Zu Nummer 6 (Änderung des § 409 FamFG)

Die Ergänzung des § 409 Absatz 2 FamFG erfolgt zur Klarstellung.

Die vorherige Regelung in § 158 Absatz 2 des Gesetzes über die Angelegenheiten der freiwilligen Gerichtsbarkeit a.F. sprach die Vollstreckbarkeit der rechtskräftig bestätigten Dispache originär aus. Diese Regelung lautete bis zum 31. August 2009:

"Aus der rechtskräftig bestätigten Dispache findet die Zwangsvollstreckung nach den Vorschriften der Zivilprozessordnung statt." Der Gesetzgeber wollte mit der Streichung keine Änderung der Rechtslage herbeiführen, ging aber davon aus, dass die Vorschriften des Allgemeinen Teils für die Frage der Vollstreckung ausreichen (vgl. Bundestagsdrucksache 16/6308, S. 289). Die Tatsache allein, dass die Bestätigung ein verfahrensabschließender Beschluss im Sinne des § 38 FamFG ist, rechtfertigt die Annahme, dass damit ein Vollstreckungstitel nach § 86 Nummer 1 FamFG vorliegt, nicht, da diesem der vollstreckbare Inhalt fehlt. Folglich war es zur Klarstellung erforderlich, die Vollstreckbarkeit wieder in den Gesetzestext aufzunehmen, um die Eignung des Bestätigungsbeschlusses als Vollstreckungstitel herbeizuführen.

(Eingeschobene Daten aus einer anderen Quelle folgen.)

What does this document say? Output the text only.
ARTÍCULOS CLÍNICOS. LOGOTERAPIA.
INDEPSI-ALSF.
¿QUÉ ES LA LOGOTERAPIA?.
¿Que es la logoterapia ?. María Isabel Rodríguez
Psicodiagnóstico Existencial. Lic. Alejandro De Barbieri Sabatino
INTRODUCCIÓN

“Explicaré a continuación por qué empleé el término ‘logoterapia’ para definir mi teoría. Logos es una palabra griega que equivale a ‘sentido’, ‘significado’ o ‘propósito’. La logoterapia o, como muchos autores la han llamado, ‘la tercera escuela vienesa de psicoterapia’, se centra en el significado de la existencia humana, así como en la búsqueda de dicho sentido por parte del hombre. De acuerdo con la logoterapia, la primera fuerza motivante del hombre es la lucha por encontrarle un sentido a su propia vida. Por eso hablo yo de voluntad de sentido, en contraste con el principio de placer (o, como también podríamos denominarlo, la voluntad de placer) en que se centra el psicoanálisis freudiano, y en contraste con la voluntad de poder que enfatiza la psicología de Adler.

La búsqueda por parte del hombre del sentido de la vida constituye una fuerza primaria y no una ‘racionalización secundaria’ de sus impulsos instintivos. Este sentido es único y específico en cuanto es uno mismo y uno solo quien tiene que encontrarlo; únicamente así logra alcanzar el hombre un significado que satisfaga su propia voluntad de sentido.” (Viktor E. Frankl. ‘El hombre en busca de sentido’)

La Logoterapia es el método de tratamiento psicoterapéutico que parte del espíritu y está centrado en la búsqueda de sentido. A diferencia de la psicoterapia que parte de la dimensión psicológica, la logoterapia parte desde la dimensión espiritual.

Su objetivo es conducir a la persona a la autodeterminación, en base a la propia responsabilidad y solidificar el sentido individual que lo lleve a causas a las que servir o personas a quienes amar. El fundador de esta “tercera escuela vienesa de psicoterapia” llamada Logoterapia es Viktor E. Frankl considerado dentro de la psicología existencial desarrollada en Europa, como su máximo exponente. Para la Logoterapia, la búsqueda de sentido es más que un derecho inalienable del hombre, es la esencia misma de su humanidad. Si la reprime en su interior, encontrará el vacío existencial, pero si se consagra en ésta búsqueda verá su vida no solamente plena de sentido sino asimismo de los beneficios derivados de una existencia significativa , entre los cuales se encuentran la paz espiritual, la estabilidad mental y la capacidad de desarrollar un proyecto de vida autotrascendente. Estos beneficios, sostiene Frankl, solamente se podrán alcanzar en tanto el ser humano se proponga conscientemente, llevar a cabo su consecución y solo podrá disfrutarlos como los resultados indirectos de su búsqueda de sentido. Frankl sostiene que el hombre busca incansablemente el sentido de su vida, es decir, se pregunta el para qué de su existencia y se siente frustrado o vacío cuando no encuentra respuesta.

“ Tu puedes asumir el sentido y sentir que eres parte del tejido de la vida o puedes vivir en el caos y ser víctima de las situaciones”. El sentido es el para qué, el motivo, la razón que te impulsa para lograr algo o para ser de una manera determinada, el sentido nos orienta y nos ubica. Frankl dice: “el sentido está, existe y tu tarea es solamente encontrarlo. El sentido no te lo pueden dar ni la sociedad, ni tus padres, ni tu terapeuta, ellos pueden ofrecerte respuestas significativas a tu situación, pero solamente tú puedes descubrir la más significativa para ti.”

Zu Nummer 7 (Änderung des § 472 FamFG)

Die Änderung bereinigt ein redaktionelles Versehen. Es handelt sich um eine in der Formulierung fehlerhafte Übernahme einer Vorschrift aus der ZPO, die mit dem Gesetz zur Reform des Verfahrens in Familiensachen und in den Angelegenheiten der freiwilligen Gerichtsbarkeit aufgehoben wurde.

§ 1011 ZPO a.F. sollte inhaltlich unverändert in das FamFG überführt werden. Die sprachlich geänderte Regelung in § 472 Absatz 1 FamFG hat jedoch auch zu einer inhaltlichen Änderung geführt, die hiermit korrigiert wird.

Zu Nummer 8 (Änderung des § 473 FamFG)

Die Änderung bereinigt ein redaktionelles Versehen. Es handelt sich um die Korrektur eines fehlerhaft übernommenen Verweises aus der ursprünglichen Regelung des § 1012 ZPO a.F.

Zu Artikel 3 (Änderung des Gesetzes betreffend die Einführung der Zivilprozessordnung - EGZPO)

Die Übergangsvorschrift (§ 41 EGZPO-E) verhindert die rückwirkende Anwendung der Gesetzesänderungen über die obligatorische Fristsetzung gemäß § 411 Absatz 1 ZPO-E und die Festsetzung eines Ordnungsgeldes in § 411 Absatz 2 ZPO-E auf einen Sachverständigen, der bereits vor Inkrafttreten dieses Gesetzes gemäß § 404 ZPO vom Gericht ernannt worden ist. Damit wird zum einen vermieden, dass die Gerichte alle laufenden Verfahren daraufhin überprüfen müssen, ob bereits bei Ernennung des Sachverständigen eine Frist zur Erstattung des Gutachtens gesetzt wurde und gegebenenfalls nachträglich stets - für den Sachverständigen überraschend - eine Frist setzen müssen. Zum anderen wird verhindert, dass ein Ordnungsgeld gegen einen Sachverständigen nach den geänderten, strengeren Vorschriften festgesetzt wird, obwohl bei seiner Ernennung noch die früheren Vorschriften galten.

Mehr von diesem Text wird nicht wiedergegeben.